Grey Idol shares his personal plan on how to build up such a fund:
- Set a target date for it
- Create a direct deposit
- Establish smaller savings goals
- Savings automation
- Put away windfalls (like those ten bucks you found in an old book)
You can’t simply avoid all situations that pose an immediate risk to your property, life, or health. But you can always think ahead and protect your budget. For example, cover the risks of specific emergencies and get a short term disability insurance plan.
5. Benefit from zero-based budgeting
It’s a type of budgeting that implies assigning a particular purpose to each dollar in your income. This way, you justify every cent you spend.
Learn all benefits and drawbacks of zero-based budgeting and apply the 50/30/20 budget rule.

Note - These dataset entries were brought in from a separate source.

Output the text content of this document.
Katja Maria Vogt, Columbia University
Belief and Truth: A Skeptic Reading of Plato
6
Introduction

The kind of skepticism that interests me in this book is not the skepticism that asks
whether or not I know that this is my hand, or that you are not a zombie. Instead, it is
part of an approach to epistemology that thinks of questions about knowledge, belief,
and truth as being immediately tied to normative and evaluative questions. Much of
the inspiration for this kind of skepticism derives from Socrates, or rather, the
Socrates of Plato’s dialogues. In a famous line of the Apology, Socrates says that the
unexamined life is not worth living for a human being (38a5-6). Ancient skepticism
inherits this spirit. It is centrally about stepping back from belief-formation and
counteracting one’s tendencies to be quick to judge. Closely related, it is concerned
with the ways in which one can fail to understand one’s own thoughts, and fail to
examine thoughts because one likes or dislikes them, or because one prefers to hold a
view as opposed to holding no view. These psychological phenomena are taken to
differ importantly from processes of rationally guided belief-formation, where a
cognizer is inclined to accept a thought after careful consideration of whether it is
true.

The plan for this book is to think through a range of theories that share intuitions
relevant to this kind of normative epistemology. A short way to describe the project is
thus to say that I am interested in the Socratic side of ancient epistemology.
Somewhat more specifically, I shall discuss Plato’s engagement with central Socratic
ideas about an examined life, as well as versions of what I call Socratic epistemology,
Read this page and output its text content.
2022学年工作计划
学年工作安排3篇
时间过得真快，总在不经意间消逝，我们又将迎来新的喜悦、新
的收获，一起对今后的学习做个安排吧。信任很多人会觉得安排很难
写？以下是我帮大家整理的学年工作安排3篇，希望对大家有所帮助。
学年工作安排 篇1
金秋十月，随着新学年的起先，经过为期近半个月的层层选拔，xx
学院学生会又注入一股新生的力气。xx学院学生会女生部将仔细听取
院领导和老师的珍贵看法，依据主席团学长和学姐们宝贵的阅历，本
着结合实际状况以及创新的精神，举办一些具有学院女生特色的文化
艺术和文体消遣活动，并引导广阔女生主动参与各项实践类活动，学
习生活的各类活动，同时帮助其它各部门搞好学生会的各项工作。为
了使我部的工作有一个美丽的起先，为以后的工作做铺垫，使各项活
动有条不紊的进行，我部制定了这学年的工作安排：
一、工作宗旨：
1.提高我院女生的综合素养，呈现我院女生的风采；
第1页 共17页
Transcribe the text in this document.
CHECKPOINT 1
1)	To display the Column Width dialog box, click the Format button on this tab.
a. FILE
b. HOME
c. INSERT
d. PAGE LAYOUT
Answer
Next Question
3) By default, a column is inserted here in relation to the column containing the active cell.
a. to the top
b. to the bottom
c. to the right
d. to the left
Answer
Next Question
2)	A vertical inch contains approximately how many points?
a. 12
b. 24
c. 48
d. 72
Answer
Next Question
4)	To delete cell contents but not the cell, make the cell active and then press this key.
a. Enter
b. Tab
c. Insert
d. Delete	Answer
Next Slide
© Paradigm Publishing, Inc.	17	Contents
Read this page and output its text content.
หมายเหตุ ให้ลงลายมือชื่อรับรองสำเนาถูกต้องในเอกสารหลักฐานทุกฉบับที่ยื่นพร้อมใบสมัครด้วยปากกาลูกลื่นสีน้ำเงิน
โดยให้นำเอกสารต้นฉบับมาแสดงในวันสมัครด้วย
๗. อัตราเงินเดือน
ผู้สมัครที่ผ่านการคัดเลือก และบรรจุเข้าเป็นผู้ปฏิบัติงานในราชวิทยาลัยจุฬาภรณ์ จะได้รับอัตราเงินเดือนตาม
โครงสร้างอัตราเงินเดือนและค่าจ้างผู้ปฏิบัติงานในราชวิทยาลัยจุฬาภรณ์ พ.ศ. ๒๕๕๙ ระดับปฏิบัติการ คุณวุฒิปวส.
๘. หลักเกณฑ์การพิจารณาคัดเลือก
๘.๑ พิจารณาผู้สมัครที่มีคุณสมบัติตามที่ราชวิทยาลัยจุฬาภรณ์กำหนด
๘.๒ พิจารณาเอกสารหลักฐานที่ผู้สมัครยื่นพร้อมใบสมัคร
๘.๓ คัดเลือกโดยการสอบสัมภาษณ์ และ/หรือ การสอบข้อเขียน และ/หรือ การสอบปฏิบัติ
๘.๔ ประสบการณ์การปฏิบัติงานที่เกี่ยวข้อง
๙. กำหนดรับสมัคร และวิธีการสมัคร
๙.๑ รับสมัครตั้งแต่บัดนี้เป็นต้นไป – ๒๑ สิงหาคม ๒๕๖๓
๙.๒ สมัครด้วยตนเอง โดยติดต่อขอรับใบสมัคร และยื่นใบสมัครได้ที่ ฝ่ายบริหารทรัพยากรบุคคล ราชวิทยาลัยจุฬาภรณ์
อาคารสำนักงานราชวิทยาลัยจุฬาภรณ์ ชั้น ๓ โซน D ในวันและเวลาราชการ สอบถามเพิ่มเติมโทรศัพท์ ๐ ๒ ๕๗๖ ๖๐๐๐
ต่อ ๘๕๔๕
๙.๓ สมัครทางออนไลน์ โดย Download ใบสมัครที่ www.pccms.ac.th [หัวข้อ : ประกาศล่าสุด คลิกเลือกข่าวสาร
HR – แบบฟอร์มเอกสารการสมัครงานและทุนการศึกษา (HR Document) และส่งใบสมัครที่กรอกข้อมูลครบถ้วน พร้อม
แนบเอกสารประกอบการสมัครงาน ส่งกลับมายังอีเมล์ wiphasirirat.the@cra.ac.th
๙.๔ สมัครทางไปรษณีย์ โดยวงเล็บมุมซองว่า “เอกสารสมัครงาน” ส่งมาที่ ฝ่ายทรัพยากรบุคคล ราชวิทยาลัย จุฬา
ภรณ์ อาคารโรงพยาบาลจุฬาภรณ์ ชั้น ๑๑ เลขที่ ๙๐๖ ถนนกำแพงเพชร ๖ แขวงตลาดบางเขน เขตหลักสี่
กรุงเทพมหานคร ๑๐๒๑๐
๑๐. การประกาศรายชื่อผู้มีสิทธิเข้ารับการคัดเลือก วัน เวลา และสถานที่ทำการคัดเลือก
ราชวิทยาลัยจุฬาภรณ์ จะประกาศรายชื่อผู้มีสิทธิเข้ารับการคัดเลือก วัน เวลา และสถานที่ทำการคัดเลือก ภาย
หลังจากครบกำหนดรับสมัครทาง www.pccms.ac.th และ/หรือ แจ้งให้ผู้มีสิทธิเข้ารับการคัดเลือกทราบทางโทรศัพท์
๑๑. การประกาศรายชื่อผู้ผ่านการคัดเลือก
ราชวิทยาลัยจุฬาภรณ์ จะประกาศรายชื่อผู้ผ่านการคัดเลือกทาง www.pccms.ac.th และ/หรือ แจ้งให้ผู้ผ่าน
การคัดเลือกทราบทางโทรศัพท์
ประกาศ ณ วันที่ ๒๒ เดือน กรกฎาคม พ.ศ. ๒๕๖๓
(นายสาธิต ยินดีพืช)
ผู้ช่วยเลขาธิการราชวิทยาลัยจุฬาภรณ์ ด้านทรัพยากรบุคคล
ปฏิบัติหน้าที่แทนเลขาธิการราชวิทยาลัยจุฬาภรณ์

According to the CEO of TheKaplanGroup, Dean Kaplan, “To implement a zero-based budget competently, you should keep track of the sources of revenue, analyze & adjust your expenses, and make sure each left-over dollar has a precise goal in your budget.”
But how to arrange everything and make a realistic budget with an irregular income?
Take advantage of a monthly budget calculator that can do the work instead of you.
So there you have it – 5 useful tips on how to wriggle out of budgeting pitfalls with a changeable income. Above we have summarized expert advice on this matter and prepared some sure-fire ways to budget with fluctuating income more thoroughly, especially when you embrace DIY financial planning.
Being armed with sufficient recommendations on how to budget with inconsistent income, you can play a game of anticipation and financially prepare for the absolute worst.
We hope you have broadened the list of your personal finance tips and can now sleep peacefully, even if you don’t know how much money you’ll earn tomorrow.